Bangalore, India - July 31, 2003
Infosys Technologies Limited (NASDAQ: INFY) announced its sponsored secondary offering of 5,218,000 American Depositary Shares (ADSs), representing 2,609,000 equity shares at a price of US$49.00 per ADS.
The underwriters have a seven-day option to purchase up to 782,000 additional ADSs, representing 391,000 equity shares.
Infosys will not receive any proceeds of this offering and the net proceeds after the issue expenses will be returned to all the selling shareholders within 30 days of the closing of the offering. Earlier on July 25, 2003 the Indian Invitation to Offer concluded with 10,164 offers for 14,863,802 equity shares being offered for sal e in the Sponsored ADS Offering. The unallocated shares will be returned to all the selling shareholders by August 16, 2003. The maximum offer size of the Indian Invitation to Offer is 3,000,000 equity shares.
The offering was lead-managed by Citigroup, Goldman Sachs (Asia) L.L.C. and Merrill Lynch &Co., and co-managed by Deutsche Bank Securities and UBS Investment Bank.

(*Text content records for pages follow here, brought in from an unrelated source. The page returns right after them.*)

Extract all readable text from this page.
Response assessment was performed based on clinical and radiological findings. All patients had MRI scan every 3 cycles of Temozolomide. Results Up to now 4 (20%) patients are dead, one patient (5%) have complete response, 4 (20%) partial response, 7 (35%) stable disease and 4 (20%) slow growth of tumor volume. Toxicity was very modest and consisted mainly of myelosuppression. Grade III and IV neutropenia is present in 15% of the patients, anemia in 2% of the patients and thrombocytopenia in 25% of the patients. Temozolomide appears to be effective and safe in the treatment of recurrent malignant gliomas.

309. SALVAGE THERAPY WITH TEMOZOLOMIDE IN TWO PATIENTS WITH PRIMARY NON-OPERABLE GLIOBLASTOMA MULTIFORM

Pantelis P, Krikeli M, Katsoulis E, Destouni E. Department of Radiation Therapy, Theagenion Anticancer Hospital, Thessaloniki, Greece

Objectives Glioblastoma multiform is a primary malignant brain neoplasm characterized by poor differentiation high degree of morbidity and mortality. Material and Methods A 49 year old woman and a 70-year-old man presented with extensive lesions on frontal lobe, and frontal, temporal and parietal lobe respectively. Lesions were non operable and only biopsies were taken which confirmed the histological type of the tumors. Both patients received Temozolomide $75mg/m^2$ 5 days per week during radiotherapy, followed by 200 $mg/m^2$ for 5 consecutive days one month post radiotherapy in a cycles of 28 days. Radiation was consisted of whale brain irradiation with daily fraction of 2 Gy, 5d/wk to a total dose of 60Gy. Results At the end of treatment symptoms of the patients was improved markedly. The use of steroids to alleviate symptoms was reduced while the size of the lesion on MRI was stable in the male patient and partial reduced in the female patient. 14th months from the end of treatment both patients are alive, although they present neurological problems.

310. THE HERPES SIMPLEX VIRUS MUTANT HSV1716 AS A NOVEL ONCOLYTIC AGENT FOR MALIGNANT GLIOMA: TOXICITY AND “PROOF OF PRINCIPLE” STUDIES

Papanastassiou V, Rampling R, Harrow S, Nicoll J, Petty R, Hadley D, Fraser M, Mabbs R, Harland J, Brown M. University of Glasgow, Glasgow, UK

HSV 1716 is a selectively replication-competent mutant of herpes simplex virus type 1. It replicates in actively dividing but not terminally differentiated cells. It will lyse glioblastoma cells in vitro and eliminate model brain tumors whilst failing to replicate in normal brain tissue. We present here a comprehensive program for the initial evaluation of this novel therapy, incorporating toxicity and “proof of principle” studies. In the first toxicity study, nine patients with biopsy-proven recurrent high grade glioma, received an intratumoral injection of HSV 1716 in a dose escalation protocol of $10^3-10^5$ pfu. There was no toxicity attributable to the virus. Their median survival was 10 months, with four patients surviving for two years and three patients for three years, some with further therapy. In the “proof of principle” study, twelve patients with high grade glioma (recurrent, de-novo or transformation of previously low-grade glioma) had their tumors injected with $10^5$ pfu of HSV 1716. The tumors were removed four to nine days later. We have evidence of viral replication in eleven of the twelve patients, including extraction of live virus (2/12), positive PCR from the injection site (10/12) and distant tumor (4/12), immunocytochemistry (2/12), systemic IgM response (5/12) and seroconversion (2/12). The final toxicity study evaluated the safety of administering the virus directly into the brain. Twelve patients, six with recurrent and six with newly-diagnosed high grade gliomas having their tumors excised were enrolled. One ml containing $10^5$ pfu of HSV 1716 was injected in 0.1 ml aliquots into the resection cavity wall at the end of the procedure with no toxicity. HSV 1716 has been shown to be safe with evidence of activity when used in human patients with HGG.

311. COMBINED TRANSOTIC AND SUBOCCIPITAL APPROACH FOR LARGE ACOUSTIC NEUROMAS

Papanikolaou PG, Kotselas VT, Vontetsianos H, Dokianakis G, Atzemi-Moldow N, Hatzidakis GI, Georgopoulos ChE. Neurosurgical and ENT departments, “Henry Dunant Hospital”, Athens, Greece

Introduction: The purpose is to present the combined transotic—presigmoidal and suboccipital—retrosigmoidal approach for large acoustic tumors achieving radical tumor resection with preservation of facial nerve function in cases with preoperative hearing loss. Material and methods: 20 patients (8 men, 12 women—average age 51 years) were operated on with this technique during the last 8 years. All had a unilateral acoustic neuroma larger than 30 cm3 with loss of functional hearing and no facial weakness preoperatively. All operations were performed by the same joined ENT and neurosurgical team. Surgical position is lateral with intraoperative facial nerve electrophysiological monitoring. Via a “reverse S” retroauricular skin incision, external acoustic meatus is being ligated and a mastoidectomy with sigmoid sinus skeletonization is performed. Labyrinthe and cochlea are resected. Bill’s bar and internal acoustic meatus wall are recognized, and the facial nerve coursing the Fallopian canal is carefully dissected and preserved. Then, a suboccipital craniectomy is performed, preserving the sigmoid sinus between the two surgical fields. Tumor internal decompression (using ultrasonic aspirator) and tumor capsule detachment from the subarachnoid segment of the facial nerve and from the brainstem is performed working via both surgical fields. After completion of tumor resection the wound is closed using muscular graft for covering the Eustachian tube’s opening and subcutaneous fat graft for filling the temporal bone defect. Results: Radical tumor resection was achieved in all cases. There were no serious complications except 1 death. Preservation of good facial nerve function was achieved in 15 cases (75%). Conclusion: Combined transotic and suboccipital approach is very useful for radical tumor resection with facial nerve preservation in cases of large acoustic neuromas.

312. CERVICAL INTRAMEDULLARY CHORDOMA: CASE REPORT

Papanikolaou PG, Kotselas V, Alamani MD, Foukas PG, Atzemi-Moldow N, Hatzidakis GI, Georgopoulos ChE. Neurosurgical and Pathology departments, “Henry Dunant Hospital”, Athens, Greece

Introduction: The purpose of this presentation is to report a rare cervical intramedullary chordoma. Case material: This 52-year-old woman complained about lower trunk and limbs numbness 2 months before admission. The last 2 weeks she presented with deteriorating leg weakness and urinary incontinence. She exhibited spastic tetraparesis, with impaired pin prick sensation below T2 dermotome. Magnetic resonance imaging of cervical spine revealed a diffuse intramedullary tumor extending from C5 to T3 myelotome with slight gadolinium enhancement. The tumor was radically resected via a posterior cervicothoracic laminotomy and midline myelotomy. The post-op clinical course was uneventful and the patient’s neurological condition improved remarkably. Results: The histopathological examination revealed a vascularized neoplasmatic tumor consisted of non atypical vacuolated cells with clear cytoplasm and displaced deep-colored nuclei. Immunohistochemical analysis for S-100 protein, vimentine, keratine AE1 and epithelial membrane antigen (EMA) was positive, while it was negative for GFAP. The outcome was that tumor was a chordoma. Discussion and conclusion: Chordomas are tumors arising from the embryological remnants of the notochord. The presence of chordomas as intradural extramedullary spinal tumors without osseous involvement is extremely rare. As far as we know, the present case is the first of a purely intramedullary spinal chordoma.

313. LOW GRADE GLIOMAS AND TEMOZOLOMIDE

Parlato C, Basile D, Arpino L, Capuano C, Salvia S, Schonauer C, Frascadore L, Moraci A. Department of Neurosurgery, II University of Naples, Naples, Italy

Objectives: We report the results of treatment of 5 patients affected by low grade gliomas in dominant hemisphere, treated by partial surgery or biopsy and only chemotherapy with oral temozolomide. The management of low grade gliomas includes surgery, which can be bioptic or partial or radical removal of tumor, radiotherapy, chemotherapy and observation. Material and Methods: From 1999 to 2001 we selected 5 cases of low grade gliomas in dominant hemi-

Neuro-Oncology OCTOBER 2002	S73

A copy of the final prospectus may be obtained by writing to the offices of Citigroup Global Markets Inc., 388 Greenwich Street, New York, New York 10013; Goldman Sachs (Asia) L.L.C., 68th Floor, Cheung Kong Centre, 2 Queen's Road Central, Hong Kong; or Merrill Lynch, Pierce, Fenner & Smith Incorporated, World Financial Center, North Tower, New York, New York 10281-1332.
Infosys is a leading global technology services firm founded in 1981. Infosys provides end-to-end business solutions that leverage technology for our clients across the entire software life cycle: consulting, design, development, re-engineering, maintenance, system integration, package evaluation and implementation. In addition, Infosys offers software products to the banking industry, as well as client business process management services through its majority-owned subsidiary, Progeon. For more information, visit us on the World Wide Web at www.infosys.com .
This press release shall not constitute an offer to sell or a solicitation of an offer to buy nor shall there be any sale of these securities in any state or jurisdiction in which such an offer, solicitation or sale would be unlawful prior to registration or qualification under the securities laws of such state or jurisdiction.